MY GRANDMOTHER'S HANDS
Racialized Trauma and the Pathway to Mending Our Hearts and Bodies
Resmaa Menakem
Calvary's Ministry of the Month for February, "Healing Hearts, Transforming Nations", a ministry with CRCNA Resonate Global Mission. To take a step beyond financially supporting the work of Healing Hearts, Transforming Nations, we have this book recommendation from George de Vuyst and his words:
"My Grandmother’s Hands by Resmaa Menakem is a practical workbook that helps readers walk through the issues that lie underneath our racial divides in North America. I was amazed as I worked through this book with a group of white people involved in Resonate Global Mission’s anti-racism work. The book focused on dealing with our own pain. That pain was divided between white, black and blue (police) pain. We all carry wounds caused by the circumstances of our lives. Unhealed wounds lead to wounding others. One of the underlying premises of the book is that white people carry particular unhealed wounds going all the way back to the middle ages in Europe. Black people carry their own particular unhealed wounds, especially coming out of slavery. The third category, blue, looks at the particular wounds that police receive and the need for healing in the ranks of our police forces.
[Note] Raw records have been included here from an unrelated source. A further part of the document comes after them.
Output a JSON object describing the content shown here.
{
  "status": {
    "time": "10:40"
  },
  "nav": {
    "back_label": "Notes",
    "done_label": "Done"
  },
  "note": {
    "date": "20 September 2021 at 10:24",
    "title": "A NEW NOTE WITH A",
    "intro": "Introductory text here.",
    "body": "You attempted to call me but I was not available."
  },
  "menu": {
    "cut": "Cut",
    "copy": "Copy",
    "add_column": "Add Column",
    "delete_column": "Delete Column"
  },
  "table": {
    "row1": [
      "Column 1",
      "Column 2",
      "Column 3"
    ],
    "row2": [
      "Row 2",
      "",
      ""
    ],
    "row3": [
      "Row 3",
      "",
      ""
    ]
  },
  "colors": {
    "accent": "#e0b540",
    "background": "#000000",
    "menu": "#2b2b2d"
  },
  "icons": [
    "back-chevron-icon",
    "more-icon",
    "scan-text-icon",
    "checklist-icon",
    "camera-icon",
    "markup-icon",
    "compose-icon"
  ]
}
The role of unhealed wounds in conflict around the world is very much a part of what was discovered to be behind the 1994 genocide in Rwanda, the conflicts around Africa, the Middle East and in Europe. In my work in Ukraine, the unhealed wounds from the last 250 years were an enormous part of today’s conflicts and pain. While I don’t agree with everything that Menakem recommends, I do agree with his overall premise. We all need to find healing of our own wounds - personal and collective - in order to move forward toward reconciliation."